Messenger RNA is not a very stable product and will disintegrate quickly if not protected, so every bit of mRNA is encased in a tiny amount of fat called a lipid nanoparticle.

"Imagine a very, very small egg, so a very small eggshell of lipids that would protect the mRNA," said Morin. "This is part of the magic of making this vaccine as well."

Over the course of three or four more days the mRNA gets its lipid coating, and is filled into vials containing enough vaccine for six doses. The vials are then packed into boxes, and immediately put into "those famous freezers" which turn the lipid-coated mRNA molecules into mini blocks of ultracold ice.

"This was, by the way, one of the challenges," said Morin. "You can imagine that those freezers are not very common in the world. Laboratories buying them would typically buy them one or two at a time. We went to the suppliers and the first time we've asked for 650 of them in one shot, and then we went for more after that."

The vials stay in those freezers for two to three weeks, while every lot is tested with more than 40 different quality-control measures.

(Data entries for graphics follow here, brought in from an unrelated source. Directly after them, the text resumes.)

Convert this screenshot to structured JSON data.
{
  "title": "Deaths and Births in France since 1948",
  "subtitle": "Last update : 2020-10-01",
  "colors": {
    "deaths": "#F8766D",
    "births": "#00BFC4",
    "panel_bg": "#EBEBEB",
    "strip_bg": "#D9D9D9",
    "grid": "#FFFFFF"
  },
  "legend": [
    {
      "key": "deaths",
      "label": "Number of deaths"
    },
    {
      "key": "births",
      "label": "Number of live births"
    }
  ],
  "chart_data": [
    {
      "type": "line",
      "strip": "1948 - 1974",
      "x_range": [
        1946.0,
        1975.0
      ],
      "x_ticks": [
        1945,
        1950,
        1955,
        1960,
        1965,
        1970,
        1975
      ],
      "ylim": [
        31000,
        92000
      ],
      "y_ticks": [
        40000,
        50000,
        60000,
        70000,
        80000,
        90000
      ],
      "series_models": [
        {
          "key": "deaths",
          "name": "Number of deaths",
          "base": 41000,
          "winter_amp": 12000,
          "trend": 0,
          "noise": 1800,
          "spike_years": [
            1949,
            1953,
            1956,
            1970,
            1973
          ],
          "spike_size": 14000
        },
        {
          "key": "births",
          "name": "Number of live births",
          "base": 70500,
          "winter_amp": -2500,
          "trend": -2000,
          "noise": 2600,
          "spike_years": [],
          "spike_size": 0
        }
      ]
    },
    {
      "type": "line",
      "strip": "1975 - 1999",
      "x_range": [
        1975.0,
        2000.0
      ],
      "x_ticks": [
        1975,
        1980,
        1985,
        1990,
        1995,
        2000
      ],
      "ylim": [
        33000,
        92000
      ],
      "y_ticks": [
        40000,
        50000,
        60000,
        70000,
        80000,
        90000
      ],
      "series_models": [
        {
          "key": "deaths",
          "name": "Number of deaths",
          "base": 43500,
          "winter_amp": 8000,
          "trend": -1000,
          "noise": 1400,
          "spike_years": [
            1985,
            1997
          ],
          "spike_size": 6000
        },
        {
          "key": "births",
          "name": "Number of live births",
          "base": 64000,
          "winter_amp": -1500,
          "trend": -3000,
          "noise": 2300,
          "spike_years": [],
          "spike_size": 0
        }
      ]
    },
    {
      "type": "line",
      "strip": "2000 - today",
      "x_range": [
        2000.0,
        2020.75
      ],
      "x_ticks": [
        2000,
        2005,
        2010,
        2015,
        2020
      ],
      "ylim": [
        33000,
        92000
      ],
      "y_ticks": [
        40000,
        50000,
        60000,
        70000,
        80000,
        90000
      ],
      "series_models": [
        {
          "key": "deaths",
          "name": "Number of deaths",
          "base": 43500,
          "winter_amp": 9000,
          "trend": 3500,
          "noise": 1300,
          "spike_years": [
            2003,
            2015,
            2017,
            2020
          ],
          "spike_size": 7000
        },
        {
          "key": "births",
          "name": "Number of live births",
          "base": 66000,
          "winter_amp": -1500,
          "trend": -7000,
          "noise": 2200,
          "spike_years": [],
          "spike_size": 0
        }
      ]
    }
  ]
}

Then come the thermal shipping boxes Pfizer and BioNTech developed for this vaccine. Each vial is packed into a tray about the size of a pizza box with 195 vials total. Five trays are packaged together into the special box, which is filled with dry ice, and sealed.

Every box contains a tracking unit to know its location and internal temperature at all times. A control site in Iceland monitors the boxes, which are all uniquely labelled. If any box records a problem between Belgium and the delivery site, it will be investigated and most likely discarded.

Morin said at first there were many concerns about the complexity of the freezer requirements but the supply chain has been so successful that only one per cent of the product around the world has been lost because of temperature concerns.

Pfizer contracted with UPS to deliver the boxes. Those are picked up by UPS in Belgium, and sent through Germany and Kentucky on their way to Canada.

UPS delivers the batches to dozens of delivery sites in each province, where provincial health officials take over possession and prepare to inject them into arms.

Moderna hasn't released as many details about its manufacturing process, but has said the vaccine is largely produced for Canada in Switzerland, sent to Spain to be mixed with a diluent and filled into vials, and then shipped to a warehouse in Belgium.

Canada has hired FedEx and Innomar Strategies to manage the shipping and distribution of Moderna's and all other vaccines except Pfizer-BioNTech's.

Guy Payette, the president of Innomar, said they too use specially designed boxes. Moderna's vaccine doesn't have to be frozen as deeply but does have to be kept at about -20C.

The other vaccines Canada is likely to get will mostly need to be kept at about 6 C.

Payette said each box is also labelled and tracked with a GPS and thermal sensor. The shipments arrive at Innomar's warehouse, where workers repackage them to match the quantities being sent to each province.

He said except for one spot in northern British Columbia, the trackers have worked beautifully. Where they did not, due to the altitude, boxes are equipped with a second device with data that can be downloaded later.

He said so far, the temperature has been fine and all products delivered successfully.

Those involved in the vaccine process have expressed awe at the speed with which everything turned around. Moderna's vaccine was in clinical trials less than two months after the SARS-CoV-2 virus was fully sequenced.

Pfizer and BioNTech signed a partnership agreement in March 2020, and 266 days later the vaccine was approved in the United Kingdom. More than 50 countries have since followed suit and more than 100 million doses of Pfizer-BioNTech's vaccine have now been distributed.

It's a pace of development the company has never seen in its 173-year history.

"Oh, no, no, no, no, no, no, not even close," said Morin.

He said most products take three to five years to get this far.

"We're very proud," he said. "Every new market that we launch is a celebration."

He said when the first Canadian was vaccinated on Dec. 14, "I had goosebumps."